Sur la calotte glaciaire du
Groenland, des chercheurs ont fait une découverte étonnante : des
virus géants qui cohabitent avec une abondance d’algues. C’est la
première fois que ces micro-organismes, dont nous connaissons
encore peu de choses, sont trouvés dans un tel habitat. Cette
découverte suscite des questions sur leur rôle potentiel dans la
régulation de la fonte des glaces et ouvre de nouvelles
perspectives sur la compréhension des écosystèmes
polaires.

Un effet bénéfique sur la glace

Les virus géants, bien que non
visibles à l’œil nu, se distinguent par leur taille exceptionnelle
par rapport aux virus traditionnels. Ils peuvent atteindre
jusqu’à 2,5 micromètres, soit 125 fois la taille
des virus communs, et possèdent des génomes massifs contenant
environ 2,5 millions de paires de bases.

Précédemment découverts dans divers
environnements, y compris les
océans, les sols et même le corps humain, ces virus géants ont à
présent été détectés pour la première fois dans la
glace et la neige en surface du Groenland, des environnements
riches en microalgues.

Dans le cadre de ces travaux, une
équipe de chercheurs dirigée par Laura Perini, du Département des
sciences de l’environnement de l’Université d’Aarhus, a prélevé des
échantillons dans divers habitats de neige et de glace du Groenland
avant d’y analyser l’ADN et l’ARN présent pour détecter la présence
de virus géants actifs. Les résultats ont montré que ces virus sont
bel et bien vivants et actifs dans la glace.
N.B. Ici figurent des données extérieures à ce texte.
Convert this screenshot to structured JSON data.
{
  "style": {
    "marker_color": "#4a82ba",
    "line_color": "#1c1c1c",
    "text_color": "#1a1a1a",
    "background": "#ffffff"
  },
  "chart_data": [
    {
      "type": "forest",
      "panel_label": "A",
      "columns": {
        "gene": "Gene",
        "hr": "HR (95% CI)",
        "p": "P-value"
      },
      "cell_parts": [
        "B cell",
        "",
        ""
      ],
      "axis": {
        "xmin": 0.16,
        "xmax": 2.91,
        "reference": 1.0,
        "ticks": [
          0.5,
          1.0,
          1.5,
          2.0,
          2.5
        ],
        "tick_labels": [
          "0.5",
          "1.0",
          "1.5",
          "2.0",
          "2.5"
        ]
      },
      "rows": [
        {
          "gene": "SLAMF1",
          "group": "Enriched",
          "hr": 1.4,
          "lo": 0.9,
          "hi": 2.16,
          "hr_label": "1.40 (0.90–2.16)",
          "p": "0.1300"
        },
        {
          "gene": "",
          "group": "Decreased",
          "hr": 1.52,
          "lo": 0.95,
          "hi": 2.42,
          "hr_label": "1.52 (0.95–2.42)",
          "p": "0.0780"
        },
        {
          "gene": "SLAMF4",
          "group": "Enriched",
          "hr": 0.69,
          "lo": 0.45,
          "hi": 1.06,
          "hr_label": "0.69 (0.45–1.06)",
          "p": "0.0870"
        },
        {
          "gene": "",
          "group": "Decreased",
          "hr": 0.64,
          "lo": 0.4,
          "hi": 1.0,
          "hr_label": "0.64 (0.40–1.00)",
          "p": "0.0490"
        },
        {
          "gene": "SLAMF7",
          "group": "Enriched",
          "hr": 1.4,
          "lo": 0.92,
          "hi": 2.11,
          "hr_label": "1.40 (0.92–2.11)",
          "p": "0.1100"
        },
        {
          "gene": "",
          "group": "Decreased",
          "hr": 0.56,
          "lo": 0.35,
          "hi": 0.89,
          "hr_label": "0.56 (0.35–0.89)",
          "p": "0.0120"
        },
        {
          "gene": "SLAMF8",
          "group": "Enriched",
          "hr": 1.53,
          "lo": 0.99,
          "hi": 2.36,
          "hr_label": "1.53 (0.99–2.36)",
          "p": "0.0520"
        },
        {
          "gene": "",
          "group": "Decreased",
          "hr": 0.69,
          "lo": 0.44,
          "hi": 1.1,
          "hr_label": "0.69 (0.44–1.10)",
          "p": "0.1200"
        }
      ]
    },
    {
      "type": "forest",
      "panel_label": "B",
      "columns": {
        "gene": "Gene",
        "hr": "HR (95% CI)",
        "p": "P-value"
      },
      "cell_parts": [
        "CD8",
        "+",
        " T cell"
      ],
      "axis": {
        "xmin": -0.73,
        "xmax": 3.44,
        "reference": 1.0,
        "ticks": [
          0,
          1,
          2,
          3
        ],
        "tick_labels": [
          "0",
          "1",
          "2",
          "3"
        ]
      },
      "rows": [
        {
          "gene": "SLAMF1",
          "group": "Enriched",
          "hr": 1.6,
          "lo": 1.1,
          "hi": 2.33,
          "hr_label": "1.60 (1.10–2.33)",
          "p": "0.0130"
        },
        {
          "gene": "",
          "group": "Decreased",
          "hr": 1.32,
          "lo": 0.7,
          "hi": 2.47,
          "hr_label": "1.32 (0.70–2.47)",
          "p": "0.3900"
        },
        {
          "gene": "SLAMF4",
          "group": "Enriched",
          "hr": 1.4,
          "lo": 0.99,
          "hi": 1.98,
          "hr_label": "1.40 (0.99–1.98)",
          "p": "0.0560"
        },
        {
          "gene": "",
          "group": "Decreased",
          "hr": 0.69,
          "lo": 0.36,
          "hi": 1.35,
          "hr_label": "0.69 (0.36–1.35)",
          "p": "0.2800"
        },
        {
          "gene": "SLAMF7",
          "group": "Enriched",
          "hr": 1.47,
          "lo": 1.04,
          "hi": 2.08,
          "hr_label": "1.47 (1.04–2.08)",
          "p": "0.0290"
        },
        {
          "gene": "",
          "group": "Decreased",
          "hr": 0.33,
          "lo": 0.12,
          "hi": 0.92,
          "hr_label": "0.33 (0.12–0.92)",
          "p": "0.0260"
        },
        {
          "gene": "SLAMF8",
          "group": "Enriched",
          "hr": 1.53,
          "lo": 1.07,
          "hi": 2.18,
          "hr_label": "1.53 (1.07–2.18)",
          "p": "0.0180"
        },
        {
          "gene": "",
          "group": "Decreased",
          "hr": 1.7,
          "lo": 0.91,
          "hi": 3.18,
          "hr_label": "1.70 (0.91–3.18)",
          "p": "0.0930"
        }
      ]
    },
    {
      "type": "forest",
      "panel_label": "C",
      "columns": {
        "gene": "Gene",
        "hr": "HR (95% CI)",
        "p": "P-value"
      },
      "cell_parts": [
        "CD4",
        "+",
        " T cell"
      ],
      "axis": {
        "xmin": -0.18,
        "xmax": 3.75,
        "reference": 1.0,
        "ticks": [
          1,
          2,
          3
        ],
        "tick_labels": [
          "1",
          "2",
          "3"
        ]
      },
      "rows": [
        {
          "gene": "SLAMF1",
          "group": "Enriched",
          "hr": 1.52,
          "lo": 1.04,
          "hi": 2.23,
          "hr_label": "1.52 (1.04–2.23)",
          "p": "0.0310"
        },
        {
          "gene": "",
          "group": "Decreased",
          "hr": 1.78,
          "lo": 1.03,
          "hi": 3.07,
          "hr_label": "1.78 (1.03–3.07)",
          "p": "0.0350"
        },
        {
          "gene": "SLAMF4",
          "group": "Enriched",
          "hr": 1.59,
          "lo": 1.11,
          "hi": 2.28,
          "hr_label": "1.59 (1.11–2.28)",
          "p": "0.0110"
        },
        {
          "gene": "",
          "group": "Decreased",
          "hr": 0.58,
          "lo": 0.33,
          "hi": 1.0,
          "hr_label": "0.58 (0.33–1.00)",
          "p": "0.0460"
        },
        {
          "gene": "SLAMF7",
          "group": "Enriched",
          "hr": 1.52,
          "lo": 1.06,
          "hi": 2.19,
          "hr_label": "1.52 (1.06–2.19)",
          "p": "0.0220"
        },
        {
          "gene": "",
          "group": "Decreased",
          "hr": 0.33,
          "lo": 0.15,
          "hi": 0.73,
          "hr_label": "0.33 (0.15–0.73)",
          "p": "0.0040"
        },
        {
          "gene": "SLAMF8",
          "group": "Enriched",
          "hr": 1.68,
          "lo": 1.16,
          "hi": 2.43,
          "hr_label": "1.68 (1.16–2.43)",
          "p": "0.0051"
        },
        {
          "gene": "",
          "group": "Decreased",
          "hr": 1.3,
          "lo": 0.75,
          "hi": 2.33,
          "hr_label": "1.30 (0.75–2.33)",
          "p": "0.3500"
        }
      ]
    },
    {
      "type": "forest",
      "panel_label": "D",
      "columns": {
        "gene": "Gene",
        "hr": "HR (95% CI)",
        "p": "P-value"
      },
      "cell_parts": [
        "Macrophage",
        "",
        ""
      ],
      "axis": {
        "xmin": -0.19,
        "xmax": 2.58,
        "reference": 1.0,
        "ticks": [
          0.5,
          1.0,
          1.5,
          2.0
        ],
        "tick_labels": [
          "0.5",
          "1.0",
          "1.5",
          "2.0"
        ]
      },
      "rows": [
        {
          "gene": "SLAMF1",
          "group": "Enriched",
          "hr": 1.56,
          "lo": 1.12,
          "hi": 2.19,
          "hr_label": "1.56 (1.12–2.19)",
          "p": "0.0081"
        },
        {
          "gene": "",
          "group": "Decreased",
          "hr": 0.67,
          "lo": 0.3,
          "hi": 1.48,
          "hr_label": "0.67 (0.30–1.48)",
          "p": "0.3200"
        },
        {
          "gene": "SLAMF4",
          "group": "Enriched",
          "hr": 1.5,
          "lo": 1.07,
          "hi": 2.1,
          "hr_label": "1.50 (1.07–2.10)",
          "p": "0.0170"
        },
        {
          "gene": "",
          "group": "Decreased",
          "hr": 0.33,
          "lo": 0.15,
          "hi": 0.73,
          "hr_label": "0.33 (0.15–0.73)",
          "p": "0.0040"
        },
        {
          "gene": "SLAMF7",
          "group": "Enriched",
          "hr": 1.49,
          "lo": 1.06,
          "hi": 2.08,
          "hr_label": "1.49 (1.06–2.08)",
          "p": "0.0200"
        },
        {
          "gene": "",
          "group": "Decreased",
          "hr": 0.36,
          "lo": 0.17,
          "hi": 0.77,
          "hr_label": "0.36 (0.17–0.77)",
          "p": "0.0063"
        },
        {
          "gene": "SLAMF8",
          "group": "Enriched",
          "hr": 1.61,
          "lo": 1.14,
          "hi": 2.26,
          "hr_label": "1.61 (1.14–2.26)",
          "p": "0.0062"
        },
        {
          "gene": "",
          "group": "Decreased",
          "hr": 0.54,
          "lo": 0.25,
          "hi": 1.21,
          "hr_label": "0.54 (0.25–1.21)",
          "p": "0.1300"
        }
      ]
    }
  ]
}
Leur fonctionnement reste encore
largement méconnu. Néanmoins, les biologistes soupçonnent que ces
agents puissent jouer un rôle crucial dans la régulation de
la prolifération des algues
, et par conséquent, dans la
préservation de la calotte glaciaire.

En effet, au printemps, les algues
arctiques prolifèrent et assombrissent de vastes étendues de glace,
réduisant ainsi sa capacité à refléter la lumière du soleil et
accélérant la fonte. Les virus géants pourraient alors agir comme
un régulateur naturel des algues, limitant leur
prolifération et préservant ainsi la glace
.

virus géant Groenland
Ce n’est pas de l’eau sale. Il s’agit en réalité d’un échantillon
regorgeant de micro-organismes, notamment d’algues et de virus
géants. Crédits : Laura PeriniEncore beaucoup d’interrogations

Cependant, malgré l’enthousiasme
suscité par cette découverte, de nombreuses questions restent sans
réponse. On ignore encore quelles espèces sont infectées par ces
virus géants et dans quelle mesure ils sont spécifiques à leur
hôte. Les chercheurs espèrent que des études plus approfondies leur
permettront de mieux comprendre ces virus et leur impact sur les
écosystèmes glaciaires.

Une nouvelle perspective pour la science du
climat

Au-delà de leur rôle potentiel dans la régulation des algues,
les virus géants pourraient également contribuer à enrichir notre
compréhension des mécanismes climatiques. En effet, leur
interaction avec les algues et d’autres micro-organismes présents
dans la glace pourrait influencer le cycle du carbone et la
libération de gaz à effet de serre emprisonnés dans les calottes
glaciaires. Ces découvertes ouvrent ainsi des pistes fascinantes
pour explorer le lien entre les écosystèmes microbiens polaires et
l’évolution du climat, mettant en lumière l’importance cruciale de
ces entités invisibles dans des processus globaux.

Les détails de l’étude sont publiés
dans la revue Microbiome.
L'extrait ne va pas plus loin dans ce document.